Ketimbang Blokir, PSI Sarankan Kominfo Kedepankan Fact Checking Untuk Tangkal Hoax

Partai Solidaritas Indonesia (PSI) menyarankan kepada Kementerian Komunikasi dan Informatika Republik Indonesia (Kominfo) untuk lebih mengedepankan pengecekan fakta atau fact checking ketimbang blokir media sosial untuk mencegah penyebaran hoax. Demikian disampaikan juru bicara PSI, Sigit Widodo, Jumat (23/10/2020), menanggapi rencana Kominfo membuat aturan pemblokiran media sosial.

Sigit mengatakan, berita bohong alias hoax akan sulit diatasi dengan pemblokiran akun media sosial. “Jika akun media sosialnya diblokir, penyebar hoax dengan mudah bisa membuat akun baru. Diblokir satu, tumbuh seribu. Selama ini selalu terjadi seperti itu,” ujarnya.

Selain itu, masih menurut Sigit, jika pemblokiran dijadikan solusi utama untuk menangkal penyebaran hoax, pemerintah justru akan menghadapi dilema saat harus melakukan pemblokiran. “Jika terlalu longgar, tujuan pemblokiran tidak akan tercapai. Jika terlalu ketat, pemerintah akan dituduh membungkam kebebasan. Nanti malah serba salah,” ujar pria yang pernah menjadi sekretaris Panel Blokir Kominfo di era Menteri Rudiantara ini.
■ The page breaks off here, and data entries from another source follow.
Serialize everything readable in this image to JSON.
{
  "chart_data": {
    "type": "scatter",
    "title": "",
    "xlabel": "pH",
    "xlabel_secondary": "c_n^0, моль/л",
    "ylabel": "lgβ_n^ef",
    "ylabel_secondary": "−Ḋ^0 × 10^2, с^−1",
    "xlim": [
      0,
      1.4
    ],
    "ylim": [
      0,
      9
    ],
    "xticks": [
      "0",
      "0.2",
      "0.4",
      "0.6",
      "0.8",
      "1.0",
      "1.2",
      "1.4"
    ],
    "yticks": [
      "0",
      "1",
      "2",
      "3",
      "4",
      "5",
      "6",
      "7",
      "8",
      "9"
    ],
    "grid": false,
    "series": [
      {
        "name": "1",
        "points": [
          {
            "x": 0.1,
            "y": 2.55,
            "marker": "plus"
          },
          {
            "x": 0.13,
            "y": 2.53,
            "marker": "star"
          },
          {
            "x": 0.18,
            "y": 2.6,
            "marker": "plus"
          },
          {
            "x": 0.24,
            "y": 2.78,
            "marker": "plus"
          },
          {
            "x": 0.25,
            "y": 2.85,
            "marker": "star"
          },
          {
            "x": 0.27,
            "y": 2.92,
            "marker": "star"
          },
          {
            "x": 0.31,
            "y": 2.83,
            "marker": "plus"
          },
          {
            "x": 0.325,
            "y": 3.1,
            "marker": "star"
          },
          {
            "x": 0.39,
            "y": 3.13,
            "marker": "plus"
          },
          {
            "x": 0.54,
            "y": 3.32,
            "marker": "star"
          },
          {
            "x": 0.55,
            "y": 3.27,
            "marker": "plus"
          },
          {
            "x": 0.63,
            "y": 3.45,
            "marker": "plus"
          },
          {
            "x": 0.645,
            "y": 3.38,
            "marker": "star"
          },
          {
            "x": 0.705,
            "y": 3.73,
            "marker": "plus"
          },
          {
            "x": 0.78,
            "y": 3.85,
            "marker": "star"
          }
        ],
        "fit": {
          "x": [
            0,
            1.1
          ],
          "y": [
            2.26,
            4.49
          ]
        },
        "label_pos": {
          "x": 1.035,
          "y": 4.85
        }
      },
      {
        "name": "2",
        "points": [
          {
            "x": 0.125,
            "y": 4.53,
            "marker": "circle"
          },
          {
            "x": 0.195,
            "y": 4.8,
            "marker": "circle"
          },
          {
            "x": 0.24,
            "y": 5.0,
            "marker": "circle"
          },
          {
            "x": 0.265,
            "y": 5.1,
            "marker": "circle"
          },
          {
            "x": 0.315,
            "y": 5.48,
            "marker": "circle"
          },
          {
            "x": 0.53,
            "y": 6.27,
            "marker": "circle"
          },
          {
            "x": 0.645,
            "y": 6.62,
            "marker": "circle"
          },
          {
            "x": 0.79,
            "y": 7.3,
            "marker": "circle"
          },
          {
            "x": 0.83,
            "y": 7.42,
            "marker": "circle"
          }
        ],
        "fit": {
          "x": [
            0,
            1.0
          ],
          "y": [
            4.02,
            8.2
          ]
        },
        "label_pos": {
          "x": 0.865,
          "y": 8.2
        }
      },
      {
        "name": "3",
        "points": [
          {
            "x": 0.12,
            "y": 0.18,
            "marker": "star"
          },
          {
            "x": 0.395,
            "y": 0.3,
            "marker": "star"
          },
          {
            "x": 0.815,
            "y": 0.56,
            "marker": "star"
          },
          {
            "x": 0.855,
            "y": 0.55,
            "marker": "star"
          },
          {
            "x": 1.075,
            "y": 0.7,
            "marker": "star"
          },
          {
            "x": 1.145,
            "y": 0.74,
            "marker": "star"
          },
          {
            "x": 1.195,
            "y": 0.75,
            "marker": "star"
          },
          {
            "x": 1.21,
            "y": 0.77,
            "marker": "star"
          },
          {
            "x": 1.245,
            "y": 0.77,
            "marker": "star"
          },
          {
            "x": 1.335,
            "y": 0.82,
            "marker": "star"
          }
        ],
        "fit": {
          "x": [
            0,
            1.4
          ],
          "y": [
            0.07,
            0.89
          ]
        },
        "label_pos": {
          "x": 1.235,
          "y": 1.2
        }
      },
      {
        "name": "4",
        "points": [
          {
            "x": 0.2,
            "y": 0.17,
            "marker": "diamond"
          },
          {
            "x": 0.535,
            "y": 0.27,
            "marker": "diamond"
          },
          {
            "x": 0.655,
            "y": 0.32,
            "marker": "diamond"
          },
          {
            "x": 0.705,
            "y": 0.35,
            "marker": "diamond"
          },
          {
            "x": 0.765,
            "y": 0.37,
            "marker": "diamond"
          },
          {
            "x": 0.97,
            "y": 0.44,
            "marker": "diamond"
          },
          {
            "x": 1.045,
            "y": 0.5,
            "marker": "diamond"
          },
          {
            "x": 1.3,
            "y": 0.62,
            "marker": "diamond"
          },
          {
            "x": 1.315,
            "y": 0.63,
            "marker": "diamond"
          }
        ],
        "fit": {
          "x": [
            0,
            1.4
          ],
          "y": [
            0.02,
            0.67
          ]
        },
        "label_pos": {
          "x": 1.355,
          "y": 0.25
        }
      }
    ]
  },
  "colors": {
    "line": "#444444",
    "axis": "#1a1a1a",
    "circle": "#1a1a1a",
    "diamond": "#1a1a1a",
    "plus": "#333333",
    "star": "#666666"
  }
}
PSI memahami, Kominfo selama ini telah berusaha melakukan pengecekan fakta pada misinformasi dan disinformasi yang beredar di tengah masyarakat. “Namun dalam pengamatan kami, pengecekan fakta ini terlihat kurang dalam dan beberapa kali tidak tepat. Kami mencatat beberapa kali Kominfo menyebut sebuah informasi sebagai hoax tanpa melakukan crosscheck, sementara pada informasi yang jelas hoax, Kominfo justru tidak bereaksi,” kata Sigit.

Jika Kominfo lebih serius dan mendalam melakukan pengecekan fakta, PSI yakin masyarakat akan percaya dan dengan sendirinya hoax yang beredar di tengah masyarakat akan berkurang.

Selain pengecekan fakta, Sigit menyebutkan, transparansi dan pembukaan akses informasi seluas-luasnya secara cepat kepada masyarakat juga akan sangat membantu mengurangi hoax. “Seringkali masyarakat ingin ikut membantu menyebarkan informasi yang benar, namun saat mencari data tentang informasi itu, sumber aslinya tidak ada atau belum tersedia. Akhirnya masyarakat justru mengamini hoax yang beredar,” ujarnya.

Sigit yang tengah menyelesaikan pendidikan doktoral Ilmu Komunikasi ini mengingatkan, seharusnya saat sebuah hoax beredar, selain bantahan dan fact checking, sumber informasi yang benar juga dibuka seluas-luasnya kepada masyarakat. “Jika ada hoax, Kominfo seharusnya mengatakan, ‘Ini tidak benar, menurut pengecekan fakta yang kami lakukan yang benar begini, dan ini dokumen aslinya, silakan masyarakat membacanya sendiri.’ Kalau ini dilakukan, tanpa harus memblokir media sosial, hoax akan berhenti dengan sendirinya,” ujarnya.

Selain pengecekan fakta dan transparansi, PSI juga meminta pemerintah lebih tegas lagi menindak para penyebar berita bohong, apalagi yang berdampak luas kepada masyarakat. “Orang yang sudah jelas mulai menyebarkan berita bohong melalui media sosial atau media lain, harus ditindak sesuai hukum yang berlaku. Pemerintah harus tegas dan tidak pandang bulu untuk menciptakan efek jera,” pungkas Sigit.